Non-violent disobedience
“I shall be a positive rebel, a spiritual subversive, against all violence, abuse, and exploitation in the world. I will not emotionally react to the anti-spiritual ways of the world. I shall see truly into the heart that which surrounds me. I shall pray for deliverance of the suffering, and I shall have courage to challenge those who create injustice, even at cost to me, my reputation, and my future worldly prospects. I shall stick up for the little guy. I shall boycott attention and allegiance to the brutal. I shall divest money and energy from all that seeks to gain advantage on the backs of the powerless. I shall exert sanctions against any company or country that seeks to use me or assumes my cooperation to leverage its own dominance. I shall use humor to laugh at the naked emperors whose fine clothes mask an empty spirit. Full and powerful spirit is the only essence I serve.”
Purity and health
“I shall dedicate myself to the increasing purity and health of my being in body, mind, heart, and soul.
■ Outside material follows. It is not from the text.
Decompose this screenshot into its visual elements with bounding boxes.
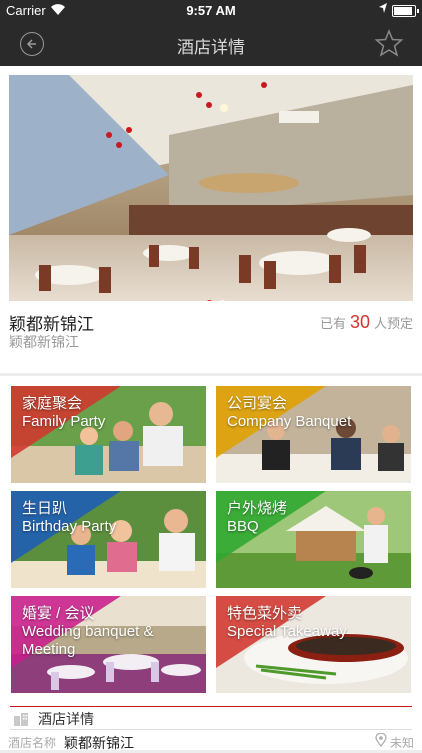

I shall abandon that which keeps me down, and adopt that which brings me up. May I be humbled so that I may be cleaned out. May I recognize my spiritual poverty, so that I may be filled from the most high. May I have thoughts and feelings of peacemaking, so that I may make peace. May I be pure of heart so that I can give my life fully to the utmost. May I always recognize and realize that I am a beloved child of God charged with only two things: to love my neighbor, and to love God and Spirit with everything I am and everything I possess.”
All blessings, Zeus
“In every breath, I shall soak up grace with gratitude and I shall exude compassion, peace, and the eternal power of the creative spirit.” I love this! There is so much power in these words. Do you sense that people who tend to take from others can change? How does this happen?